Reports on sPNFS for the treatment of trigeminal pain (sTNFS) are still sparse and primarily focused on pain intensity as outcome measure. Detailed data on the impact of sTNFS on attack frequency are currently not available.
Patients were classified according to the International Headache Society classification (ICHD-3-beta). Three patients had classical TN without (n = 3) and another three TN with concomitant persistent facial pain (n = 3). Two patients suffered from post-herpetic trigeminal neuropathy (n = 2). All eight patients underwent a trial stimulation of at least 7 days with subcutaneous leads in the affected trigeminal area connected to an external neurostimulator. Of those, six patients received permanent implantation of a neurostimulator. During the follow-up (6-29 months, mean 15.2), VAS-scores, attack frequencies, oral drug intake, complications and side effects were documented.
Seven out of eight patients responded to sTNFS (i.e. ≥50 % pain reduction) during the test trial. The pain intensity (according to VAS) was reduced by 83 ± 16 % (mean ± SD) and the number of attacks decreased by 73 ± 26 % (mean ± SD).
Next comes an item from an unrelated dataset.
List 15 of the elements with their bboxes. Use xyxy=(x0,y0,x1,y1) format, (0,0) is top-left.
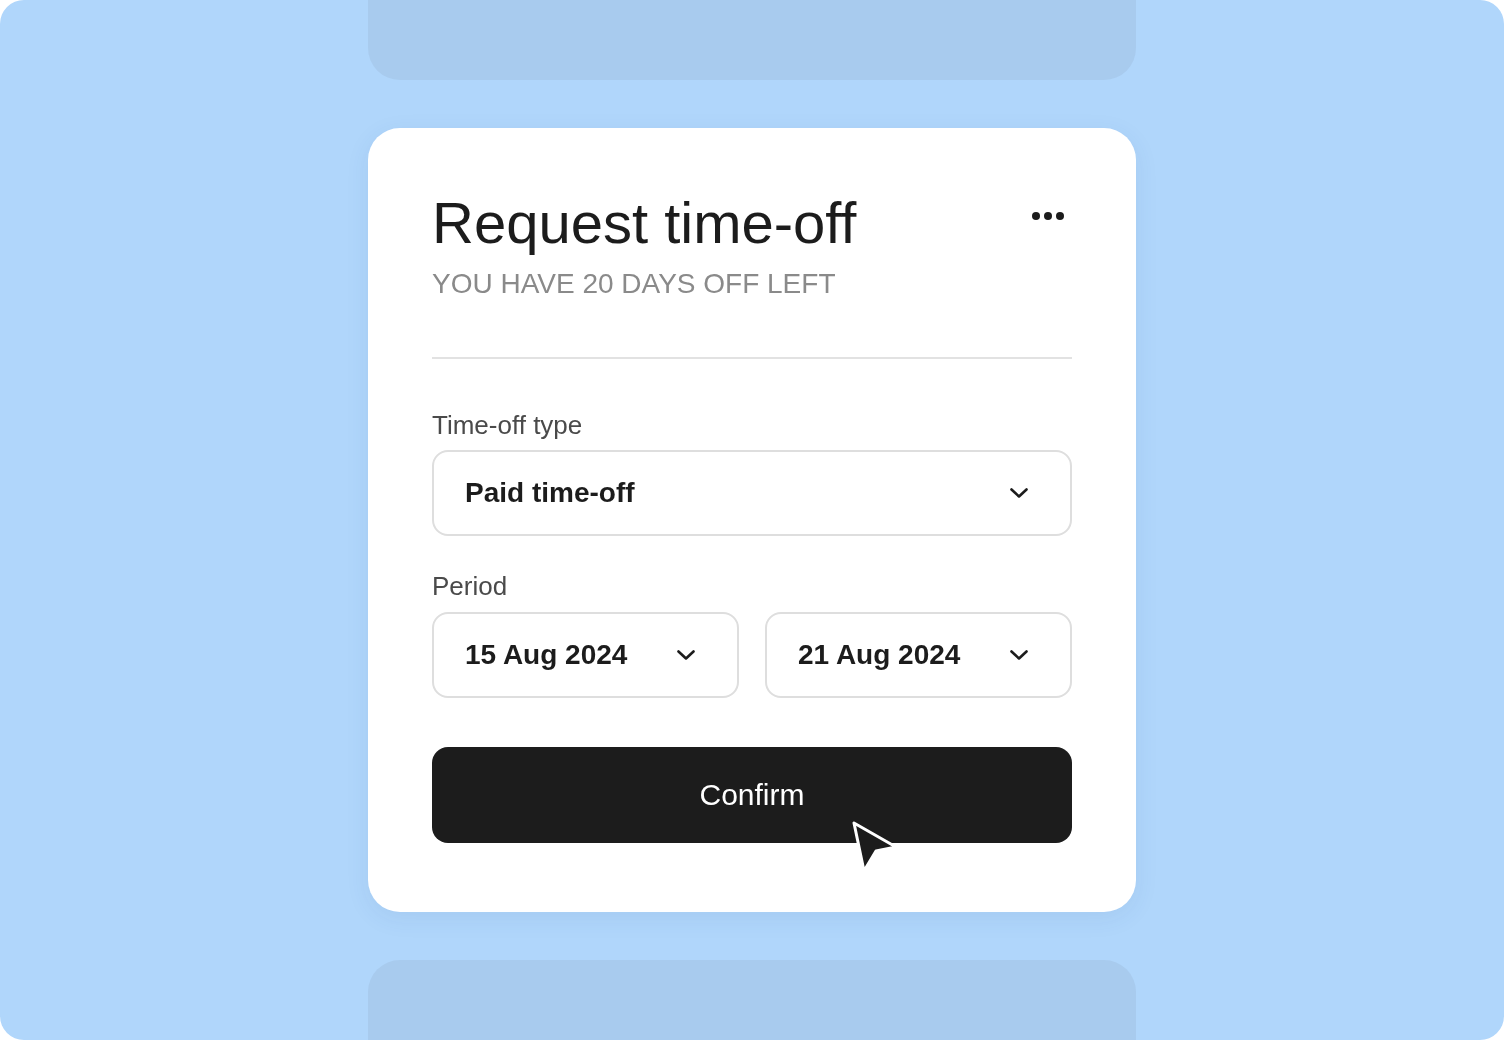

Five out of six patients were able to reduce or stop pain medication. One patient developed device infection. Two patients developed stimulation-related side effects which could be resolved by reprogramming.
Treatment by sTNFS is a beneficial option for patients with refractory trigeminal pain. Prospective randomised trials are required to systematically evaluate efficacy rates and safety of this low-invasive neurosurgical technique 1).
Twenty-two patients affected by different types of chronic neuropathic pain were submitted to PNFS at the Department of Neurosurgery of the Istituto Neurologico “C. Besta” in Milan between July 2009 and July 2013. The visual analog scale (VAS) and variations in the use of analgesic drugs, along with complications, were considered to assess results.
In 59 % of the patients, an average pain reduction of 5.50 points on the visual analog scale was observed (average pre-implant score 8.86 and average post-implant score 3.36). These patients reduced their analgesic drug use after PNFS. They observed no early or long-term complications after the last follow-up evaluation.
PNFS can be considered an effective and safe option to treat carefully selected, drug-resistant and chronic neuropathic pain patients; the reversibility of the procedure and its lack, at least in the autor hands, of long-term complications may contribute to wider use of this procedure 2).
Four patients with intractable thoracic post herpetic neuropathic pain were operated after maximum medical treatment and a neuropsychological evaluation. Multiple percutaneous electrodes were placed in the subcutaneous plane in the region of pain for a 7-day trial. Following a successful trial (more than 50% reduction of pain), the electrodes were then internalized and attached to a pulse generator. Visual analog scores (VAS) were studied during the preoperative, immediate postoperative and last follow-up visits. Long-term treatment results were determined by retrospective review of medical records. Average follow-up period was 28.2 months.
All 4 patients showed persistent improvement in their VAS pain scores with an average improvement of more than 75%. There were no treatment failures and no complication requiring re-operation was reported.
Peripheral field stimulation for the treatment of post herpetic neuropathic pain is a safe and effective method for pain relief for an extremely complex problem with very few solutions. Patient selection and proper lead placement is most important for the success of treatment 3).